Thursday, May 21, 2015

How Republicans have made a science out of white working-class resentment

Right-wingers love to denounce the left's reliance on "identity politics." It's about time they look in the mirror

Heather Digby Parton

My first exposure to the term “identity politics” came from conservative commentators who used it to complain about civil rights. (It usually went hand-in-hand with derisive right-wing phrases like “playing the race card” and “professional poverty pimp.”) Indeed, I assumed for years that it was a catch-all conservative insult for anyone who sought equality and advancement for marginalized constituencies. That’s my bad. As it happens, the term has a serious academic pedigree and is hotly debated in intellectual circles so it’s not just another right wing epithet.

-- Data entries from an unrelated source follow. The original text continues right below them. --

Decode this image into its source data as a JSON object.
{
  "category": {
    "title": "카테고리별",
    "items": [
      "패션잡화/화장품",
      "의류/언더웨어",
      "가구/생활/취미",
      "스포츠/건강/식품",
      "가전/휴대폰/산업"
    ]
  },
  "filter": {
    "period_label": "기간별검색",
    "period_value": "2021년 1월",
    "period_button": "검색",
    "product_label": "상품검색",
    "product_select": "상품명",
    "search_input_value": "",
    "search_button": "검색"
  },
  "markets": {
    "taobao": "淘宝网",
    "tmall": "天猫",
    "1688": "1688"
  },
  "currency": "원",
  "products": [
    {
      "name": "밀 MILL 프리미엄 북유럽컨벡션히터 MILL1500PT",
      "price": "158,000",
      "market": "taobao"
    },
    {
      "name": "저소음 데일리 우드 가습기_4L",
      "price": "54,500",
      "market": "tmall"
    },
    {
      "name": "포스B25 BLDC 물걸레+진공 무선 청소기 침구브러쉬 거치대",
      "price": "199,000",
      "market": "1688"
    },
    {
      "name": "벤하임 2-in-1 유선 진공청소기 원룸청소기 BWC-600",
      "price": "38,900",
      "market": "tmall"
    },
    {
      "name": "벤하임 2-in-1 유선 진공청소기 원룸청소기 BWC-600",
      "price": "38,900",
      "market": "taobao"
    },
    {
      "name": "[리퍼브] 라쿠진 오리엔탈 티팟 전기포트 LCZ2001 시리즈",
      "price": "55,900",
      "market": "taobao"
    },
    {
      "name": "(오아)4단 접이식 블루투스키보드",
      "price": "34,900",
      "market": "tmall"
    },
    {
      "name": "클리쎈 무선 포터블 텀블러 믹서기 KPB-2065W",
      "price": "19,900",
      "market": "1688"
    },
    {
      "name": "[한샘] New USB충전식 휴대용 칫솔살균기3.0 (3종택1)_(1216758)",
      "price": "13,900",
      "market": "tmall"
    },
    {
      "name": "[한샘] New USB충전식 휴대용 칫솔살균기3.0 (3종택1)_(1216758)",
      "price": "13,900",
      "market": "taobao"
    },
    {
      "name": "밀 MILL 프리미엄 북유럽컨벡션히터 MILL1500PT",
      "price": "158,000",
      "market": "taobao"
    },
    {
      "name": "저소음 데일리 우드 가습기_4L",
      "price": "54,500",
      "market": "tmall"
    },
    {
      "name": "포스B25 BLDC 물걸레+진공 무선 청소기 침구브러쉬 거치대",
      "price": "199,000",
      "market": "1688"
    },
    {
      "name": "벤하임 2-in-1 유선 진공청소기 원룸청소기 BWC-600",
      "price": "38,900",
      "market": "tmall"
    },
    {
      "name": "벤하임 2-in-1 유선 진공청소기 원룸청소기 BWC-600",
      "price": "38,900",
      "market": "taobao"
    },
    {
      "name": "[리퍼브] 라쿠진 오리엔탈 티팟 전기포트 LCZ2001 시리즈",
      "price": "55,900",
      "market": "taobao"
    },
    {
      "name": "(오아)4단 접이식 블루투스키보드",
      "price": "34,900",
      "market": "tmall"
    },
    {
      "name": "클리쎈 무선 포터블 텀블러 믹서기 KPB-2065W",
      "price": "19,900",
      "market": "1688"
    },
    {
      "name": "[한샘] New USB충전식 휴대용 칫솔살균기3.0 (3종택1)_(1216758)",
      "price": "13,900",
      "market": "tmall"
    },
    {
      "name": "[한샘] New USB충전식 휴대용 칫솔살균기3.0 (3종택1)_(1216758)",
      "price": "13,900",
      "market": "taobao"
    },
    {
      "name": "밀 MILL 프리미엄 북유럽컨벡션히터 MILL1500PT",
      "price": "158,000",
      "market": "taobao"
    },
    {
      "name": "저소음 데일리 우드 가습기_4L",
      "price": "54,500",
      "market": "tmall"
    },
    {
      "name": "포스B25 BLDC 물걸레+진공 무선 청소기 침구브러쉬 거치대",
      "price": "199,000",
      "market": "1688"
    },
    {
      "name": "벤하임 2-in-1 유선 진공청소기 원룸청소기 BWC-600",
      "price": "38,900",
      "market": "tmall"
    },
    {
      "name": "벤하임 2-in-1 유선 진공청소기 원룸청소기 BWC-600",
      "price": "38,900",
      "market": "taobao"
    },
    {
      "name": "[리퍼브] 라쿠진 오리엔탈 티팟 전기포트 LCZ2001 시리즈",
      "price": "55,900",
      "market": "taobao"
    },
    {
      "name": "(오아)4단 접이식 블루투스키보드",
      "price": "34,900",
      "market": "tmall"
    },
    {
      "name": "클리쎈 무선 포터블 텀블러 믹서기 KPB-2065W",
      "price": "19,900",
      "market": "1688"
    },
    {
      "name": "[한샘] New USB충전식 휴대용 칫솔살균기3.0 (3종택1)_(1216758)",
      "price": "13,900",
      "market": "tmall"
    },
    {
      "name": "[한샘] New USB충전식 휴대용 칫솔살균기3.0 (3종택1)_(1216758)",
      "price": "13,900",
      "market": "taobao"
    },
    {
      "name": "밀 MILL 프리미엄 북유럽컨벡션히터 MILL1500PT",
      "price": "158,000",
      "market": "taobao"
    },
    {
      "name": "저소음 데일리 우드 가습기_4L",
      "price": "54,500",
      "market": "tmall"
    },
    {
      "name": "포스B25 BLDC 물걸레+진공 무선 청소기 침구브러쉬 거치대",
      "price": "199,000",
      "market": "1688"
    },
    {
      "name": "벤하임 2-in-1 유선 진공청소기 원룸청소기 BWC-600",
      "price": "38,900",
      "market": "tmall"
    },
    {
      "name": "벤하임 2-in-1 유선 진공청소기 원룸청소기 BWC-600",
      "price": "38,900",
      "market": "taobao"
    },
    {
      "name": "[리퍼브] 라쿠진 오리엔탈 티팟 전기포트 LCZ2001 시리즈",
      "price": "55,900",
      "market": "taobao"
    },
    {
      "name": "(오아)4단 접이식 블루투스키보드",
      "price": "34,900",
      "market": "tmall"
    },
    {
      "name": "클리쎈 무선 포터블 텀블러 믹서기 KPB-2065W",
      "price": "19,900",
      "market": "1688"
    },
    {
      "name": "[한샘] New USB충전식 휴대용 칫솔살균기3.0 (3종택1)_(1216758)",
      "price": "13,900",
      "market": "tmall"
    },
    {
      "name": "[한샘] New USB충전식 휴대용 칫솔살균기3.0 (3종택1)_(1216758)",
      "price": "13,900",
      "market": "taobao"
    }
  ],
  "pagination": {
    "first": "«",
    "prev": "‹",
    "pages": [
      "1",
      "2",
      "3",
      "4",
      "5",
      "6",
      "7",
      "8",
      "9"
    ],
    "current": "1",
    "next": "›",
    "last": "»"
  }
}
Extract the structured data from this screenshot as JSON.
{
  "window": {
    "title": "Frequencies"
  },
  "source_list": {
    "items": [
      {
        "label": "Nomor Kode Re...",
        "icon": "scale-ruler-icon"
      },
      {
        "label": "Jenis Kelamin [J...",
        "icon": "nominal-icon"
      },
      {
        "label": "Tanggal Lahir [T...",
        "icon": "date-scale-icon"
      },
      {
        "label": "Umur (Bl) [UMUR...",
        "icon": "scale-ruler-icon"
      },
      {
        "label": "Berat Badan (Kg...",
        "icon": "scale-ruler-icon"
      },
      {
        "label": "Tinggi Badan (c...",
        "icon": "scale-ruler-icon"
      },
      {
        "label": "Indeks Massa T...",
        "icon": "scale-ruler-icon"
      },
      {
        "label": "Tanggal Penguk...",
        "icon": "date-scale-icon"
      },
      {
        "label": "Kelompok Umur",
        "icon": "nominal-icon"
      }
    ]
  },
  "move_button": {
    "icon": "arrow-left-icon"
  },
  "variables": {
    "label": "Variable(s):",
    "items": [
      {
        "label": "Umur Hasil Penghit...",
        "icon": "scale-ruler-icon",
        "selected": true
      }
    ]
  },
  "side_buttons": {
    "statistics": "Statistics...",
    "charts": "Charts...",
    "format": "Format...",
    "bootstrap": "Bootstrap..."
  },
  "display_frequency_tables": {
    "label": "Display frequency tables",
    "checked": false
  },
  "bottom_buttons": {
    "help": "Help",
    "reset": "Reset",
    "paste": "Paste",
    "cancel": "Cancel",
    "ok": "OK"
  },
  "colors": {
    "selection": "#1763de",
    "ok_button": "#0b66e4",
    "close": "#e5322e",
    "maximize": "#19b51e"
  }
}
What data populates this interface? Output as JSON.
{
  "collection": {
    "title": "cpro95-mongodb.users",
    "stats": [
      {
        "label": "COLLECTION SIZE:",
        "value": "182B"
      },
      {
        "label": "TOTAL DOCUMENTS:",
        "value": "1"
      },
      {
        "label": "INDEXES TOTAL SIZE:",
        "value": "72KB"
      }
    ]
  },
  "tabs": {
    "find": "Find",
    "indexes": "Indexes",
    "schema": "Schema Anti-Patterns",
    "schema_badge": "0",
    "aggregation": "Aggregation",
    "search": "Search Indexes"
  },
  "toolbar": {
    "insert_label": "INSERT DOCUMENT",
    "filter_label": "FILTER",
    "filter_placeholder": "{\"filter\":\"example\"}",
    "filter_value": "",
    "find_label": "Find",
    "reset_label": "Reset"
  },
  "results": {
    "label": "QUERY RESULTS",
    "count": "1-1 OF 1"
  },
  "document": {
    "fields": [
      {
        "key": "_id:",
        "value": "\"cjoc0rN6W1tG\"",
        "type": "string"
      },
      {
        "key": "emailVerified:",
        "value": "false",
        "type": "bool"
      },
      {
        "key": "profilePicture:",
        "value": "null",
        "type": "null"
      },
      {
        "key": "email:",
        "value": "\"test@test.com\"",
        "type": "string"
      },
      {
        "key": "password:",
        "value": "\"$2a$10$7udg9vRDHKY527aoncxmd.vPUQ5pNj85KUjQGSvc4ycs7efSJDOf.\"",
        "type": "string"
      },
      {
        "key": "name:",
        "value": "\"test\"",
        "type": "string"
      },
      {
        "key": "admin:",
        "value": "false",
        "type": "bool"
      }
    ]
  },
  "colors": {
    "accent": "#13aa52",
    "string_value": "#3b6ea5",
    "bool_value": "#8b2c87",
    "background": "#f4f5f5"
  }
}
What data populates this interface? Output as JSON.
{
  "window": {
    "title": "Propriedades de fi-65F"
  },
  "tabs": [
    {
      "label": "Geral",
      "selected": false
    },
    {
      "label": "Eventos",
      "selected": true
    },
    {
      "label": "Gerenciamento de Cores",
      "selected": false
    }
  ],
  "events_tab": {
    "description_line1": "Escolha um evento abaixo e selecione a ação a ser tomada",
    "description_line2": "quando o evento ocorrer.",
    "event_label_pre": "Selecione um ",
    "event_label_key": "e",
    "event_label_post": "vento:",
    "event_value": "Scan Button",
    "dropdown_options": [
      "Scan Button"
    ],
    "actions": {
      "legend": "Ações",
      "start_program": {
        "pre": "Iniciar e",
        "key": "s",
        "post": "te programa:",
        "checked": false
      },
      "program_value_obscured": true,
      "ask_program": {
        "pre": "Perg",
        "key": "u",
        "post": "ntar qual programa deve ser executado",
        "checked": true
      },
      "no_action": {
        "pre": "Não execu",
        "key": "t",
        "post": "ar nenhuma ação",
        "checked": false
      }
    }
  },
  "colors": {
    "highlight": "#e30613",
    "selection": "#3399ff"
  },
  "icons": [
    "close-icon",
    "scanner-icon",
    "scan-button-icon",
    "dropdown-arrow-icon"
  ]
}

Nonetheless, that is exactly the way the term used today, and there are certain left-leaning types who use it as such as well. Interestingly, both sides lodge a similar complaint in terms of practical politics: “Identity politics” is seen as a scam to dupe racial and ethnic minorities, gays and women into voting for Democrats who pander to their personal concerns, letting their economic interest and the nation’s best interest as a whole be obscured in the process. The right sees this as a matter of ignorance, while the much smaller faction on the left that subscribes to a similar view sees it as a kind of selfish naivete. The left, to be fair, also thinks that right-wingers are being duped into voting against their economic interest by Republicans who pander to their personal concerns about religion and culture. (See: the “What’s the Matter with Kansas” critique.) So, in these lefties minds, it’s an equal opportunity duping. Still one cannot help but notice that most of the people on both sides who complain about their fellow citizens being duped by politicians pandering to their narrow concerns have rarely walked in the shoes of those to whom the pols are allegedly pandering. It undoubtedly looks a little different from that perspective.